With the change, Corbin’s office will no longer have any full-time OET staff, though the statement stresses that the office is not being closed… at least, not yet.

“The cabinet will work with the local Workforce Development Board, and other state and local partners and officials to determine if the affected local offices will continue to operate and how best to deliver those services,” said the statement.
A total of 95 employees will be affected by the reorganization, all of which will be given the chance to transfer to one of the 20 locations left untouched by the decision, or to another cabinet position within state government.

According to Heiner’s statement, the reorganization is “necessary to create a firm foundation for the transformation of Kentucky’s workforce system,” which aims to “make the current workforce system more efficient and balance a shortfall in federal funding.”

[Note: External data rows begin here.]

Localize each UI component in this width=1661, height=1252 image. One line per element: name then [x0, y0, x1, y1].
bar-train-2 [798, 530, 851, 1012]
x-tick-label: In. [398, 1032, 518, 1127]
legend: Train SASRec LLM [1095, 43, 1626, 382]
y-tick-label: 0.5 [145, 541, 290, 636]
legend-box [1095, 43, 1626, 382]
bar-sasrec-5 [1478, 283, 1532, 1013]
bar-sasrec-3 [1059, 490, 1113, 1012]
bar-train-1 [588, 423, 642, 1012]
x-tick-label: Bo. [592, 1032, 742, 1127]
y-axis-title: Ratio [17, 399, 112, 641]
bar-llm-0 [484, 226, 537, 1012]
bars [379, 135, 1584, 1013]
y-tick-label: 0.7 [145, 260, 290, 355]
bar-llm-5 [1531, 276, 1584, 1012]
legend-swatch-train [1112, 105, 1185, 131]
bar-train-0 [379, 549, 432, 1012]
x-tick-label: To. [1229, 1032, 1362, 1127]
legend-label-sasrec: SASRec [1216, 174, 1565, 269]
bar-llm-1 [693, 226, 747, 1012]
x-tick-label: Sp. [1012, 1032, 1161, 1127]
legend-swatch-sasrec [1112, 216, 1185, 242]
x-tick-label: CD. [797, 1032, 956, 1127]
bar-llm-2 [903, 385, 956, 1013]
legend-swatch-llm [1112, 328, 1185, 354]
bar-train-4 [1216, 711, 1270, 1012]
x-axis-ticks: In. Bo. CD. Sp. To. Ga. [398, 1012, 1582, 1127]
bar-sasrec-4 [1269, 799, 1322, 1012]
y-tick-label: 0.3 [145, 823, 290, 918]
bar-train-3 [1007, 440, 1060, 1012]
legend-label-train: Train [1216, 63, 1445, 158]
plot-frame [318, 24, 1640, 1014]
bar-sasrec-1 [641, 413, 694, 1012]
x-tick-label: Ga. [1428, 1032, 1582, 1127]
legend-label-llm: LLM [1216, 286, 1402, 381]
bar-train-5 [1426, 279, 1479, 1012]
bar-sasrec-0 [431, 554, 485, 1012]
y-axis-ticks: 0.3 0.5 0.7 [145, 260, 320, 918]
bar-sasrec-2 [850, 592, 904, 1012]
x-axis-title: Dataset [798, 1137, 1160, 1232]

Kim Brannock, a representative for the cabinet, said Friday that despite measures that had been taken to prevent a possible reorganization, budgets continued to suffer.

“Over the past two years a hiring freeze has been in place in order to try an avoid this. A reduction in travel and a petition to the federal government for more federal funding were also efforts taken to prevent this action.” said Brannock. “At the end of the 2016 fiscal year, they [the OET] had ran over their $8.6 million dollar grant budget by $4.6 million dollars.”

Heiner’s statement says that the cabinet believes this decision to be in the best interest of not only its workers, but also of job seekers and tax payers throughout the state.